I'm currently working as a software engineer at NewsBreak, a leading intelligent app focus on local news. Before that, I was a NSF funded Ph.D. candidate in Department of Computer Science at North Carolina State University under the supervision of Dr. Tim Menzies. I joined the Real-world Artificial Intelligence for Software Engineering (RAISE) lab in 2017.
Before coming to NC State, I earned my M.S. degree of Computer Science from The University of Texas at Dallas in 2015, where I also finished courseworks of Electrical and Computer Engineering (mainly focusing on VLSI Circuit Design and Computer Architecture). I did my undergrad at Nanjing University of Posts and Telecommunications, China, where I got my B.S. degree of Microelectronics in 2013.
My research interests include using data mining and artificial intelligence methods to solve real-world problems in software engineering field. Such as exploring new techniques in search-based optimization to improve the performance of current SE predicting tasks (like effort estimation, text mining, software health, etc.). I believe these software engineering tasks do not always need to be hard (but it may not be easy to find the easy ways to do it) and enjoy finding the path to make them better and better.
Many methods have been proposed to estimate how much effort is required to build and maintain software. Much of that research tries to recommend a single method – an approach that makes the dubious assumption that one method can handle the diversity of software project data. To address this drawback, we apply a configuration technique called “ROME” (Rapid Optimizing Methods for Estimation), which uses sequential model-based optimization (SMO) to find what configuration settings of effort estimation techniques work best for a particular data set.

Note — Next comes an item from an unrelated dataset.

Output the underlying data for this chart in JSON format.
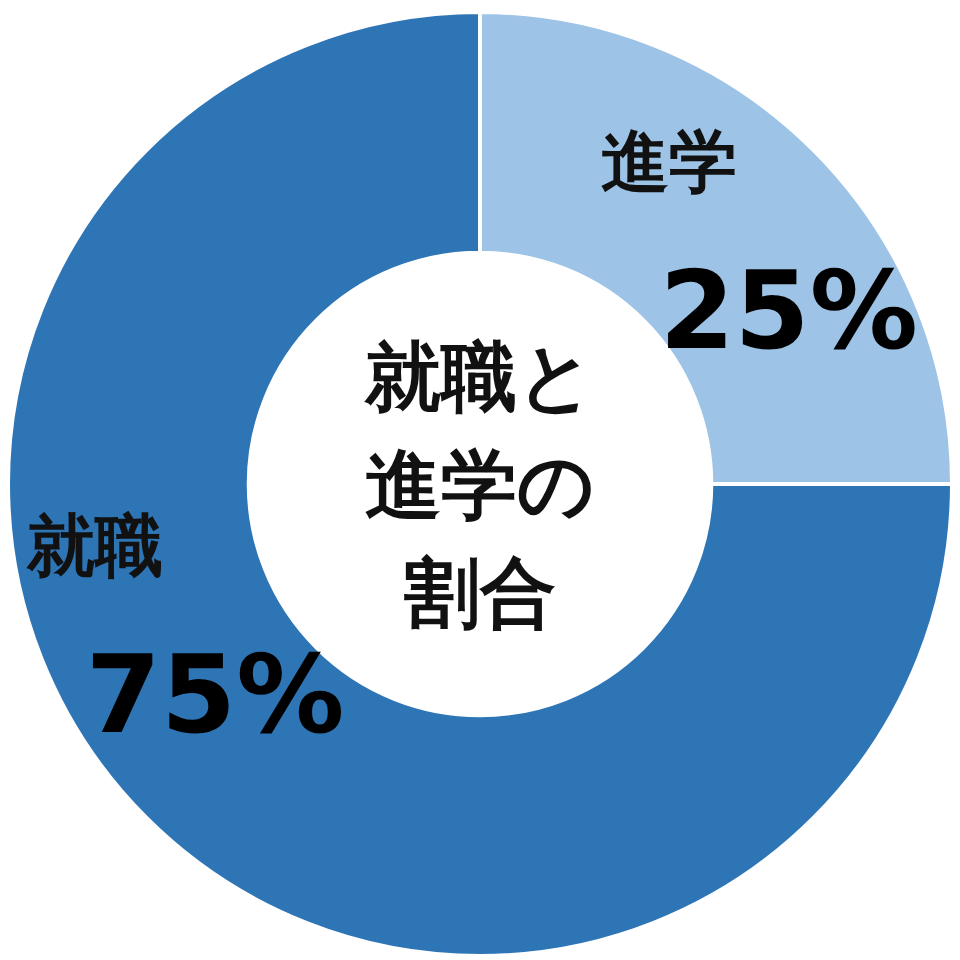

Software developed on public platforms are a source of data that can be used to make predictions about those projects. While the activity of a single developer may be random and hard to predict, when large groups of developers work together on software projects, the resulting behavior can be predicted with good accuracy. In this study, we use 78,455 months of data from 1,628 GitHub projects to make various predictions about the current status of those projects. The predicting error rate can be greatly reduced using DECART hyperparameter optimization.
In order that the general public is not vulnerable to hackers, security bug reports need to be handled by small groups of engineers before being widely discussed. But learning how to distinguish the security bug reports from other bug reports is challenging since they may occur rarely. Data mining methods that can find such scarce targets require extensive optimization effort. Our approach can quickly optimize models that achieve better recalls than the prior state-of-the-art. These increases in recall are associated with moderate increases in false positive rates.
Machine learning-based security detection models have become prevalent in modern malware and intrusion detection systems. However, such models are susceptible to adversarial evasion attacks. In this type of attack, inputs are specially crafted by intelligent malicious adversaries, with the aim of being misclassified by existing state-ofthe-art models. Our methods can help security practitioners and researchers build a more robust model against adversarial evasion attack through the use of ensemble learningwith hyperparameter optimization.